Lo de frenar como si no hubiese un mañana cuando circulas a 150 por hora y descubres que a pocos metros de ti hay un radar dispuesto a fotografiarte y hacer con ello que, en breve plazo, te llegue una multa de las gordas es una mala idea. Así lo dice al menos la DGT, que considera acto de conducción temeraria esas frenadas de emergencia que pegan más de uno y dos a modo de último recurso.

Peligro para todos
Frenar así, señala la DGT, pone en peligro a quien lo hace y al resto de usuarios de la vía, ya que el conductor que así procede puede llegar incluso a perder el control del vehículo y salirse del carril.
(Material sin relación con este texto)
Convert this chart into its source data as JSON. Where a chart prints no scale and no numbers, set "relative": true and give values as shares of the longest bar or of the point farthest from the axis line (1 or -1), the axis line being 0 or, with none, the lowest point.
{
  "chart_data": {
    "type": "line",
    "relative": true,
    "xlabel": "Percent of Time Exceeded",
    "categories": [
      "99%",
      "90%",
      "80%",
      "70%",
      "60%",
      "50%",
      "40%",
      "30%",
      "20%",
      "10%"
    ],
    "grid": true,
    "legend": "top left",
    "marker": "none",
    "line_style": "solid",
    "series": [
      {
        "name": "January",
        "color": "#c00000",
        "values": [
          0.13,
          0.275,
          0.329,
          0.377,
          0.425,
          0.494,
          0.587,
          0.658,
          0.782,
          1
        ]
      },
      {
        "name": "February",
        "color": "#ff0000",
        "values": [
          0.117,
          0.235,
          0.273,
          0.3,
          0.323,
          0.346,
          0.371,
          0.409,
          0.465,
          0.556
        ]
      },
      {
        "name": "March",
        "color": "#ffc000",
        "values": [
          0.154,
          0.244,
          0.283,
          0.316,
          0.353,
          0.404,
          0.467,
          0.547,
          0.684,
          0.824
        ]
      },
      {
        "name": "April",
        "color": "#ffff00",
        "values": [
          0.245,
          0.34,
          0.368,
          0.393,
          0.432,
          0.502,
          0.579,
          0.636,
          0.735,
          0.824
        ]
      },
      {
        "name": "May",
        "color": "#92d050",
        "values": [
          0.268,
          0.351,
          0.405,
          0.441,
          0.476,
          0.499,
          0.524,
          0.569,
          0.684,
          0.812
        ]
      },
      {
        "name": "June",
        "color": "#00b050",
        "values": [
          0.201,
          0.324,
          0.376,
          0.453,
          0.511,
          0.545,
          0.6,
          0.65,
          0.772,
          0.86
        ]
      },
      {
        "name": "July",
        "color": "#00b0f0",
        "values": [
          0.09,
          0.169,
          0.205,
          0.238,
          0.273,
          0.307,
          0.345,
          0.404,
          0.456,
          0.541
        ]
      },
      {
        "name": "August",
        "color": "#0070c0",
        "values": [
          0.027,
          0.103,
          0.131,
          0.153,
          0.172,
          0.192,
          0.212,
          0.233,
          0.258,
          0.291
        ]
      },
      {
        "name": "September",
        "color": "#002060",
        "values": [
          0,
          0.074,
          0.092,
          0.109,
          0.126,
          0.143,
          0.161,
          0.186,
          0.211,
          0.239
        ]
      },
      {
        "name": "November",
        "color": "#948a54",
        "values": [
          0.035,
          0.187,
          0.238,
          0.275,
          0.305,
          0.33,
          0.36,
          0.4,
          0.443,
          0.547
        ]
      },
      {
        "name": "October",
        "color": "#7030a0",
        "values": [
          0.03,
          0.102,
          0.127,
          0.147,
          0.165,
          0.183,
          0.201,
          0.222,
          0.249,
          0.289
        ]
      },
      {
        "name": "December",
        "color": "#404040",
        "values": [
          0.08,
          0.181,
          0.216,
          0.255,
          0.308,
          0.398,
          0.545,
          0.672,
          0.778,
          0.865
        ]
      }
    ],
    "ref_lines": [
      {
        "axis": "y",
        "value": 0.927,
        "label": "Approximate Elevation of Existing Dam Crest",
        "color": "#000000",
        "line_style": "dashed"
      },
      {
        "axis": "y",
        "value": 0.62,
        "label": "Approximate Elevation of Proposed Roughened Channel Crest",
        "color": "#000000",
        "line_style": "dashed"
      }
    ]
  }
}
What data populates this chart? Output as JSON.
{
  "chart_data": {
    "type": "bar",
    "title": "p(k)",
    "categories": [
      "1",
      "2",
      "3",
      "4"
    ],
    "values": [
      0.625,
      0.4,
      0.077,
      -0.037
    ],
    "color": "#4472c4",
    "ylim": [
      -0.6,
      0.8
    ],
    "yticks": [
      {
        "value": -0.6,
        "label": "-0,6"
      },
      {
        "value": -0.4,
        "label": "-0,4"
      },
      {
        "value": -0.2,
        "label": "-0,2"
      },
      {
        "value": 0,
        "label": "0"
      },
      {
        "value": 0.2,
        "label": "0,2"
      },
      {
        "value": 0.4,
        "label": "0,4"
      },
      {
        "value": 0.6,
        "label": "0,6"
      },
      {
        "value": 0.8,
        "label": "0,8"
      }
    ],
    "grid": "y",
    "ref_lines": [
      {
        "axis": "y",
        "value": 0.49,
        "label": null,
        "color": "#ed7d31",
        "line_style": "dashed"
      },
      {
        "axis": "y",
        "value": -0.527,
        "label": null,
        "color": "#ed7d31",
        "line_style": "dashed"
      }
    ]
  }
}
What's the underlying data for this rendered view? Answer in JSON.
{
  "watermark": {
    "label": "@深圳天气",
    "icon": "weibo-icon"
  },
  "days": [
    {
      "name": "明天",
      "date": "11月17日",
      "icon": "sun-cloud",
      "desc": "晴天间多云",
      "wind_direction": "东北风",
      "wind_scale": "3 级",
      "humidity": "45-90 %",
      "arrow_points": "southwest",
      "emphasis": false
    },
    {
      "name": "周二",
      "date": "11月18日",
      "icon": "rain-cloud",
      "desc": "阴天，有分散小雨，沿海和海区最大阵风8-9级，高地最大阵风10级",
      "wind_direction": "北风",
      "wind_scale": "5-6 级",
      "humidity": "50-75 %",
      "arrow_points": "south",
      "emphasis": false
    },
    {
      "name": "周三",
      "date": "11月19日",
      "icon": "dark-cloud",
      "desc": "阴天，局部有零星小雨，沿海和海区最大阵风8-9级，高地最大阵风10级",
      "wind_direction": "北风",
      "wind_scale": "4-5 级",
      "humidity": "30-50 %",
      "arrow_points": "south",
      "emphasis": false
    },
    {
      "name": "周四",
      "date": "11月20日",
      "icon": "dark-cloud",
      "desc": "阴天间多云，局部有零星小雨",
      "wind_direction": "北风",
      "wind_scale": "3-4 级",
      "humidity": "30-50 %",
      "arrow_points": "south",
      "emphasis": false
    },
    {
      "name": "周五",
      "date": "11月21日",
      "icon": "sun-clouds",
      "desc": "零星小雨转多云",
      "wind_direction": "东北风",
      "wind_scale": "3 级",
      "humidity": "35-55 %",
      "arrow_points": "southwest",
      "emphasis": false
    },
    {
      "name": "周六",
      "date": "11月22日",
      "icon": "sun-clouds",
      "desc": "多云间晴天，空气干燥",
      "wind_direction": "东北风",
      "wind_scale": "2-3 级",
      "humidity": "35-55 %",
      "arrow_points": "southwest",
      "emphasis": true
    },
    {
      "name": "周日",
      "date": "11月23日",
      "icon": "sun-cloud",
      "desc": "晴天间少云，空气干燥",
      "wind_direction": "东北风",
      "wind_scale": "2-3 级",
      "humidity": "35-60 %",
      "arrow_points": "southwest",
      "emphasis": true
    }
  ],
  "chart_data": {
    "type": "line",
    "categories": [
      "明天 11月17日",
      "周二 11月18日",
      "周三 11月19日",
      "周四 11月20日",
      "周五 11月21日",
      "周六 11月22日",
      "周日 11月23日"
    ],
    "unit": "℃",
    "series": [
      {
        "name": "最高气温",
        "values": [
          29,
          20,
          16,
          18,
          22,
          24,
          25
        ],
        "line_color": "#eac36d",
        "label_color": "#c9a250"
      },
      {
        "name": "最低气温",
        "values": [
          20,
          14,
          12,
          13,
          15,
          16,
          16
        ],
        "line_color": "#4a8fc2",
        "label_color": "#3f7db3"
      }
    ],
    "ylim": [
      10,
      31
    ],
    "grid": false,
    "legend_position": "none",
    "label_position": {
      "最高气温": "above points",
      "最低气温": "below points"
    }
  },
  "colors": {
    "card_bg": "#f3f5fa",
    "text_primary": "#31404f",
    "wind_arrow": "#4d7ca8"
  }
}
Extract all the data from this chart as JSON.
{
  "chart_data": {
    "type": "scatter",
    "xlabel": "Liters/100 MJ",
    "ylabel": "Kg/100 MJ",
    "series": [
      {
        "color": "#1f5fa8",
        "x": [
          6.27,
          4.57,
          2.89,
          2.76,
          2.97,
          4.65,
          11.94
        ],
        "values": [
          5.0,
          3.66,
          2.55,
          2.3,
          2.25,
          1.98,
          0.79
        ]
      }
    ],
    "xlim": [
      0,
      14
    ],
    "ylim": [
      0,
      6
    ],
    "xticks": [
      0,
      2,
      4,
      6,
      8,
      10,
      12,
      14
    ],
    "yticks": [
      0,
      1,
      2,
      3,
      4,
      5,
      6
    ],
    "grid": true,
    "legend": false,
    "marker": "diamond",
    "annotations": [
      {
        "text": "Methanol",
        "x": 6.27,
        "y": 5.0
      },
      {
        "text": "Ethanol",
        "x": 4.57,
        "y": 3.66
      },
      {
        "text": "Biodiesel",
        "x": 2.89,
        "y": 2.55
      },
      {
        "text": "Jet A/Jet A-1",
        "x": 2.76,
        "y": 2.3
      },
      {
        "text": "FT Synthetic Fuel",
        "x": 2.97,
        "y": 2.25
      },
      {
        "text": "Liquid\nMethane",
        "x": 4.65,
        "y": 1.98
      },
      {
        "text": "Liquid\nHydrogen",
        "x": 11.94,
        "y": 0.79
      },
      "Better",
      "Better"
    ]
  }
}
Y eso, contando con que nadie venga por detrás a velocidades iguales o superiores por aquello del efecto contagio: la colisión por alcance, en ese caso, está asegurada.
¿De cuánto es la multa?
Como mínimo, de 200 euros y, además, lleva aparejada la retirada de puntos en cantidad que puede ir desde un mínimo de dos y hasta un máximo de seis. Sólo durante 2022, 1.145 personas murieron en accidentes de tráfico. La cifra es un 3% superior a la de 2021 y rompió la tendencia a la baja de los últimos años. Por ello, y para recuperar guarismos mejores, la DGT extrema la vigilancia en carreteras y autovías este verano con el objetivo de identificar conductas de riesgo y sancionarlas. Frenar bruscamente es una de esas conductas que se perseguirán, ya que puede provocar males mayores incluso que el superar la máxima velocidad permitida.